Eneko ALDANA

“Ils ne s’attendaient pas à ce que le ‘oui’ dépasse les 40 %”

Avec 56,4 % contre l’indépendance et 43,61 % en faveur, les résultats du référendum de Kanaky, tombés dimanche dernier, donnent la victoire aux unionistes. Invité par le parti indépendantiste FLNKS, Eneko Aldana, représentant EH BAI, était sur place. Bien que le “non” l’ait emporté, il reconnaît une victoire pour le camp indépendantiste.

Eneko Aldana à Ciboure, de retour de Kanaky. © Bob EDME
Eneko Aldana à Ciboure, de retour de Kanaky. © Bob EDME

Quel bilan faites-vous de ces résultats ?

Personne ne s’attendait à ces résultats là. Le FLNKS savait très bien qu’il ne pouvait pas gagner un référendum cette fois-ci, car le poids et le déséquilibre démographique joue en faveur du camp unioniste. Mais il est vrai que ce résultat contredit toute les enquêtes d’opinion. Elles prônaient une victoire du non à 70 % et les indépendantistes ont obtenu 43,6 % des voix. C’est une victoire pour le FLNKS.

Selon les provinces, le vote est très différent, pourquoi ? Que révèle cette répartition ?

C’est quelque chose de constant en Nouvelle-Calédonie. A chaque échéance électorale, la même configuration sort des urnes. Dans la province nord et dans les îles Loyauté, le vote indépendantiste atteint les 80 %. La province sud, où se concentrent un électorat unioniste et une population européenne, le vote penche en revanche majoritairement pour le non. Cela montre que le mouvement indépendantiste de Nouvelle-Calédonnie a un enjeu majeur sur les secteurs de Nouméa et du Grand Nouméa, où le vote des indépendantiste est très faible. Même si, cette fois-ci, le camp indépendantiste a pu dépasser la barre des 10 % dans le Grand Nouméa.

Quelle est la part de l’électorat que les indépendantistes ont réussi à convaincre ?

Le mouvement indépendantiste a réussi à activer à environ 90 % sa base électorale, ce qui n’est pas le cas à chaque échéance électorale. Il a réussi à convaincre, y compris les jeunes, actuellement difficiles à mobiliser. Il y a aussi une population dite “européenne” qui penche pour le vote indépendantiste mais qui reste actuellement marginale.

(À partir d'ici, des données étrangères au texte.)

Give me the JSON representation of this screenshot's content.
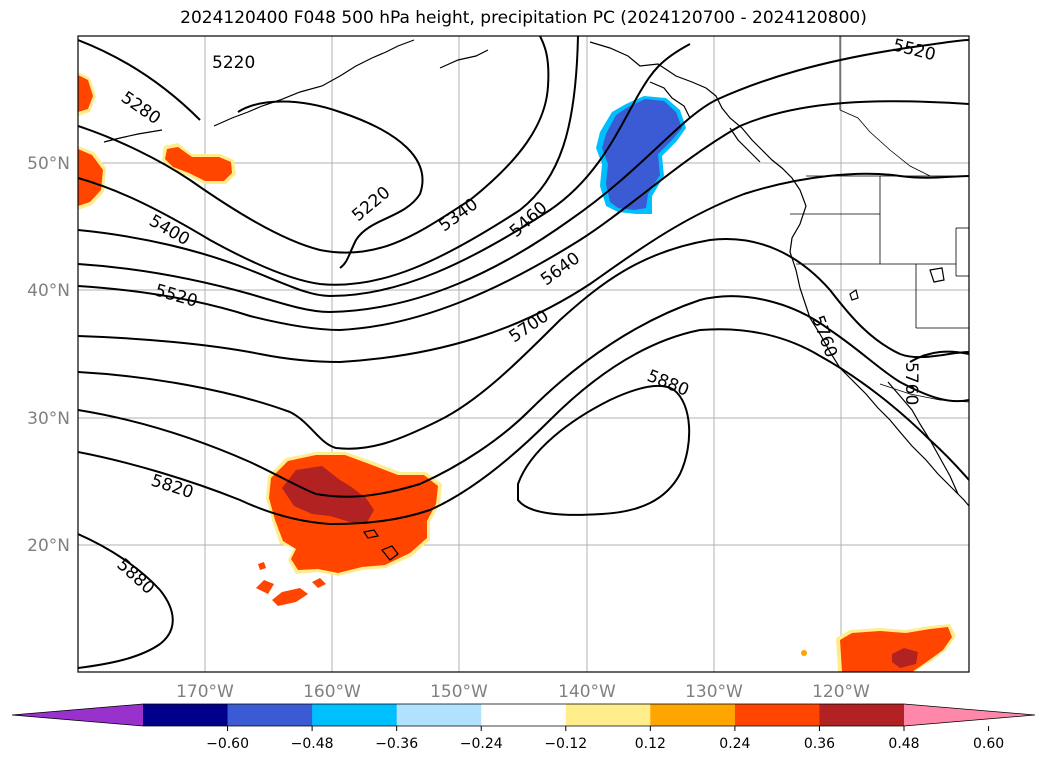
{
  "title": "2024120400 F048 500 hPa height, precipitation PC (2024120700 - 2024120800)",
  "map": {
    "lat_labels": [
      "50°N",
      "40°N",
      "30°N",
      "20°N"
    ],
    "lon_labels": [
      "170°W",
      "160°W",
      "150°W",
      "140°W",
      "130°W",
      "120°W"
    ],
    "contour_labels": [
      "5220",
      "5280",
      "5220",
      "5340",
      "5460",
      "5520",
      "5400",
      "5520",
      "5640",
      "5700",
      "5880",
      "5760",
      "5760",
      "5820",
      "5880"
    ],
    "precip_colors": {
      "dark_red": "#b22222",
      "red_orange": "#ff4500",
      "orange": "#ffa500",
      "yellow": "#ffec8b",
      "blue": "#3a5bd4",
      "light_blue": "#00bfff"
    }
  },
  "colorbar": {
    "tick_labels": [
      "−0.60",
      "−0.48",
      "−0.36",
      "−0.24",
      "−0.12",
      "0.12",
      "0.24",
      "0.36",
      "0.48",
      "0.60"
    ],
    "colors": [
      "#9932cc",
      "#00008b",
      "#3a5bd4",
      "#00bfff",
      "#b0e2ff",
      "#ffffff",
      "#ffec8b",
      "#ffa500",
      "#ff4500",
      "#b22222",
      "#ff88aa"
    ]
  }
}
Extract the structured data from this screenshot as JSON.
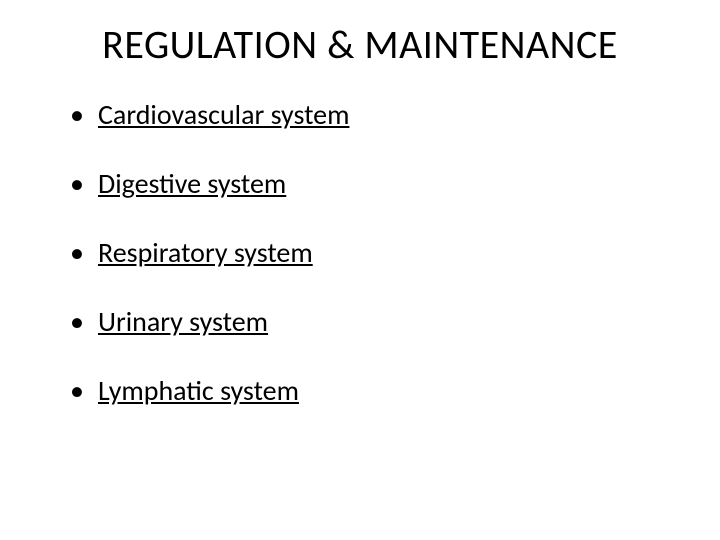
{
  "slide": {
    "title": "REGULATION & MAINTENANCE",
    "title_fontsize": 40,
    "title_color": "#000000",
    "bullets": [
      "Cardiovascular system",
      "Digestive system",
      "Respiratory system",
      "Urinary system",
      "Lymphatic system"
    ],
    "bullet_fontsize": 28,
    "bullet_color": "#000000",
    "background_color": "#ffffff",
    "underline": true
  }
}
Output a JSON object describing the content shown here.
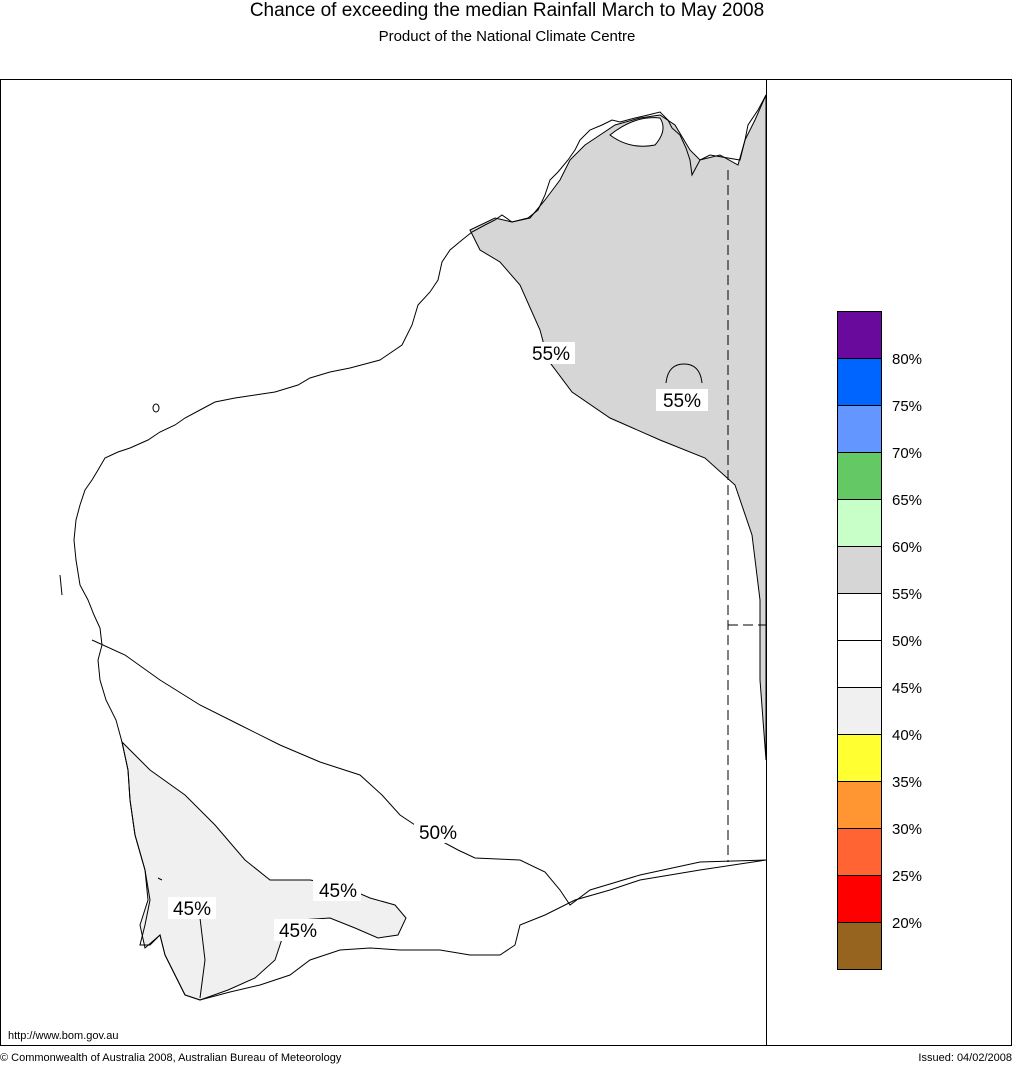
{
  "title": "Chance of exceeding the median Rainfall March to May 2008",
  "subtitle": "Product of the National Climate Centre",
  "footer": {
    "url": "http://www.bom.gov.au",
    "copyright": "© Commonwealth of Australia 2008, Australian Bureau of Meteorology",
    "issued": "Issued: 04/02/2008"
  },
  "map": {
    "contour_labels": [
      "55%",
      "55%",
      "50%",
      "45%",
      "45%",
      "45%"
    ],
    "colors": {
      "region_55_60": "#d6d6d6",
      "region_40_45": "#f0f0f0",
      "outline": "#000000"
    }
  },
  "legend": {
    "colors": [
      "#6a0a9c",
      "#0064ff",
      "#6496ff",
      "#64c864",
      "#c8ffc8",
      "#d6d6d6",
      "#ffffff",
      "#ffffff",
      "#f0f0f0",
      "#ffff32",
      "#ff9632",
      "#ff6432",
      "#ff0000",
      "#96641e"
    ],
    "labels": [
      "80%",
      "75%",
      "70%",
      "65%",
      "60%",
      "55%",
      "50%",
      "45%",
      "40%",
      "35%",
      "30%",
      "25%",
      "20%"
    ]
  }
}
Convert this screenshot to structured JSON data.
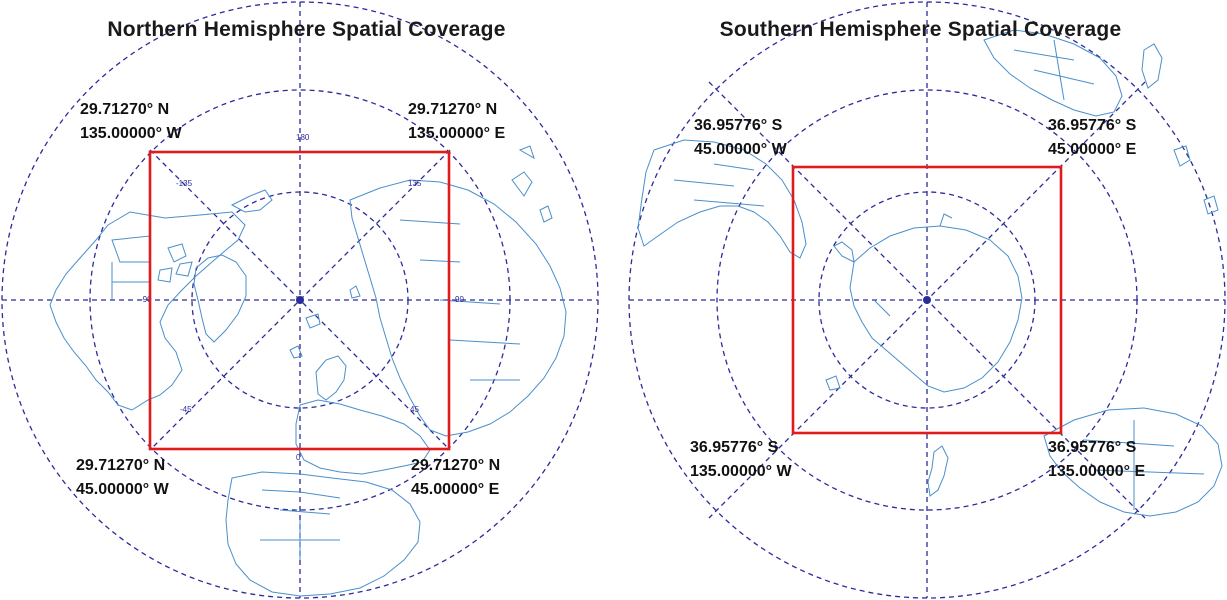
{
  "figure": {
    "colors": {
      "grid": "#2b2b9a",
      "coastline": "#4a8fcb",
      "box": "#e01b1b",
      "text": "#111111"
    },
    "panels": [
      {
        "id": "north",
        "title": "Northern Hemisphere Spatial Coverage",
        "pole": "north-pole",
        "graticule_labels": [
          "180",
          "-135",
          "135",
          "-90",
          "90",
          "-45",
          "45",
          "0"
        ],
        "corners": {
          "top_left": {
            "lat": "29.71270° N",
            "lon": "135.00000° W"
          },
          "top_right": {
            "lat": "29.71270° N",
            "lon": "135.00000° E"
          },
          "bottom_left": {
            "lat": "29.71270° N",
            "lon": "45.00000° W"
          },
          "bottom_right": {
            "lat": "29.71270° N",
            "lon": "45.00000° E"
          }
        }
      },
      {
        "id": "south",
        "title": "Southern Hemisphere Spatial Coverage",
        "pole": "south-pole",
        "corners": {
          "top_left": {
            "lat": "36.95776° S",
            "lon": "45.00000° W"
          },
          "top_right": {
            "lat": "36.95776° S",
            "lon": "45.00000° E"
          },
          "bottom_left": {
            "lat": "36.95776° S",
            "lon": "135.00000° W"
          },
          "bottom_right": {
            "lat": "36.95776° S",
            "lon": "135.00000° E"
          }
        }
      }
    ]
  }
}
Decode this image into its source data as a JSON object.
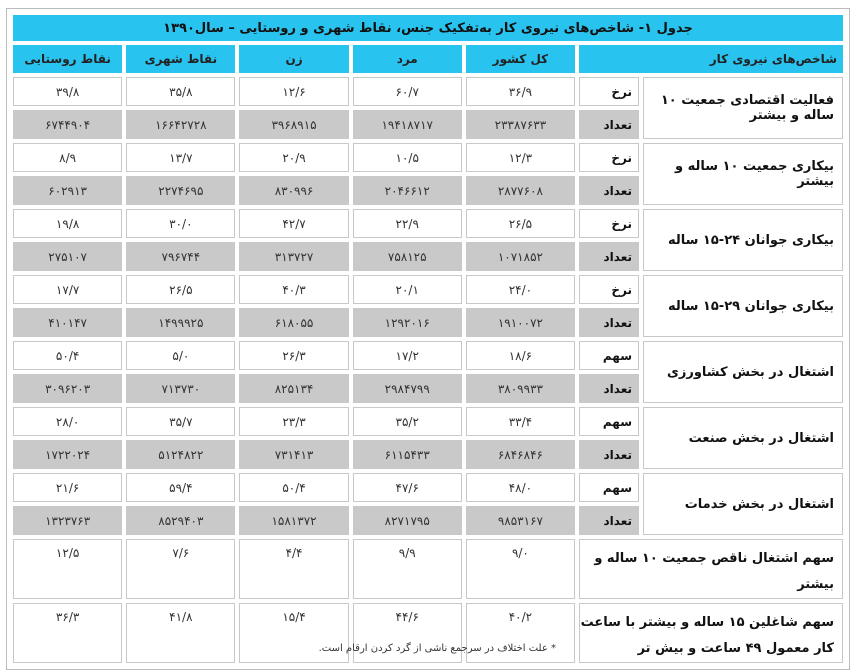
{
  "title": "جدول ۱- شاخص‌های نیروی کار به‌تفکیک جنس، نقاط شهری و روستایی – سال۱۳۹۰",
  "headers": [
    "شاخص‌های نیروی کار",
    "کل کشور",
    "مرد",
    "زن",
    "نقاط شهری",
    "نقاط روستایی"
  ],
  "groups": [
    {
      "label": "فعالیت اقتصادی جمعیت ۱۰ ساله و بیشتر",
      "rows": [
        {
          "type": "نرخ",
          "values": [
            "۳۶/۹",
            "۶۰/۷",
            "۱۲/۶",
            "۳۵/۸",
            "۳۹/۸"
          ]
        },
        {
          "type": "تعداد",
          "values": [
            "۲۳۳۸۷۶۳۳",
            "۱۹۴۱۸۷۱۷",
            "۳۹۶۸۹۱۵",
            "۱۶۶۴۲۷۲۸",
            "۶۷۴۴۹۰۴"
          ]
        }
      ]
    },
    {
      "label": "بیکاری جمعیت ۱۰ ساله و بیشتر",
      "rows": [
        {
          "type": "نرخ",
          "values": [
            "۱۲/۳",
            "۱۰/۵",
            "۲۰/۹",
            "۱۳/۷",
            "۸/۹"
          ]
        },
        {
          "type": "تعداد",
          "values": [
            "۲۸۷۷۶۰۸",
            "۲۰۴۶۶۱۲",
            "۸۳۰۹۹۶",
            "۲۲۷۴۶۹۵",
            "۶۰۲۹۱۳"
          ]
        }
      ]
    },
    {
      "label": "بیکاری جوانان ۲۴-۱۵ ساله",
      "rows": [
        {
          "type": "نرخ",
          "values": [
            "۲۶/۵",
            "۲۲/۹",
            "۴۲/۷",
            "۳۰/۰",
            "۱۹/۸"
          ]
        },
        {
          "type": "تعداد",
          "values": [
            "۱۰۷۱۸۵۲",
            "۷۵۸۱۲۵",
            "۳۱۳۷۲۷",
            "۷۹۶۷۴۴",
            "۲۷۵۱۰۷"
          ]
        }
      ]
    },
    {
      "label": "بیکاری جوانان ۲۹-۱۵ ساله",
      "rows": [
        {
          "type": "نرخ",
          "values": [
            "۲۴/۰",
            "۲۰/۱",
            "۴۰/۳",
            "۲۶/۵",
            "۱۷/۷"
          ]
        },
        {
          "type": "تعداد",
          "values": [
            "۱۹۱۰۰۷۲",
            "۱۲۹۲۰۱۶",
            "۶۱۸۰۵۵",
            "۱۴۹۹۹۲۵",
            "۴۱۰۱۴۷"
          ]
        }
      ]
    },
    {
      "label": "اشتغال در بخش کشاورزی",
      "rows": [
        {
          "type": "سهم",
          "values": [
            "۱۸/۶",
            "۱۷/۲",
            "۲۶/۳",
            "۵/۰",
            "۵۰/۴"
          ]
        },
        {
          "type": "تعداد",
          "values": [
            "۳۸۰۹۹۳۳",
            "۲۹۸۴۷۹۹",
            "۸۲۵۱۳۴",
            "۷۱۳۷۳۰",
            "۳۰۹۶۲۰۳"
          ]
        }
      ]
    },
    {
      "label": "اشتغال در بخش صنعت",
      "rows": [
        {
          "type": "سهم",
          "values": [
            "۳۳/۴",
            "۳۵/۲",
            "۲۳/۳",
            "۳۵/۷",
            "۲۸/۰"
          ]
        },
        {
          "type": "تعداد",
          "values": [
            "۶۸۴۶۸۴۶",
            "۶۱۱۵۴۳۳",
            "۷۳۱۴۱۳",
            "۵۱۲۴۸۲۲",
            "۱۷۲۲۰۲۴"
          ]
        }
      ]
    },
    {
      "label": "اشتغال در بخش خدمات",
      "rows": [
        {
          "type": "سهم",
          "values": [
            "۴۸/۰",
            "۴۷/۶",
            "۵۰/۴",
            "۵۹/۴",
            "۲۱/۶"
          ]
        },
        {
          "type": "تعداد",
          "values": [
            "۹۸۵۳۱۶۷",
            "۸۲۷۱۷۹۵",
            "۱۵۸۱۳۷۲",
            "۸۵۲۹۴۰۳",
            "۱۳۲۳۷۶۳"
          ]
        }
      ]
    }
  ],
  "singles": [
    {
      "label": "سهم اشتغال ناقص جمعیت ۱۰ ساله و بیشتر",
      "values": [
        "۹/۰",
        "۹/۹",
        "۴/۴",
        "۷/۶",
        "۱۲/۵"
      ]
    },
    {
      "label": "سهم شاغلین ۱۵ ساله و بیشتر با ساعت کار معمول ۴۹ ساعت و بیش تر",
      "values": [
        "۴۰/۲",
        "۴۴/۶",
        "۱۵/۴",
        "۴۱/۸",
        "۳۶/۳"
      ]
    }
  ],
  "footnote": "* علت اختلاف در سرجمع ناشی از گرد کردن ارقام است.",
  "colors": {
    "header": "#29c3ef",
    "count_row": "#c9c9c9"
  }
}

Macron a déclaré que ces résultats révélaient “une marque de confiance en la République”. Quel a été le ressenti concernant le discours unioniste sur place ?

Entre la semaine dernière et dimanche soir, le discours de la droite a évolué. Très confiante jusqu’à hier [NDLR – dimanche matin], pensant que le nom allait gagner largement, à l’heure actuelle, la droite rétropédale et dit que même si le “non” l’a emporté, le “oui” est assez important. Ils ne s’attendaient pas à ce que le oui dépasse les 40 %.

Le vote en faveur du “non” est-il uniquement soutenu par les populations dites européennes ?

Dans l’électorat en faveur du “non” figurent des métropolitains, arrivés avant les accords, et des immigrés de Wallis-et-Futuna, mais ce vote a été majoritairement motivé par une campagne de peur et de désinformation. Elle disait que si le “oui” l’emportait, la Calédonie sombrerait dans le chaos le plus total. Ce qui est inexact, parce qu’il n’y a pas un pays dans le monde qui a suivi un processus de décolonisation qui s’est préparé autant à l’indépendance. La Calédonie, depuis les accords de Matignon, est rentrée dans un processus de décolonisation. C’est à dire que ça fait 30 ans qu’ils ont commencé à se préparer au jour J. S’il y a bien un peuple qui a été préparé à l’indépendance, c’est bien le peuple calédonien.

Que laissent prévoir ces résultats pour la suite du processus de décolonisation ?

Comme cela a été accordé dans les accords de Matignon et de Nouméa, deux autres référendums sont prévus. Le prochain en 2020. Le camps indépendantiste fera un bilan et voir où est-ce qu’il peut encore progresser pour pouvoir passer la barre des 50 %.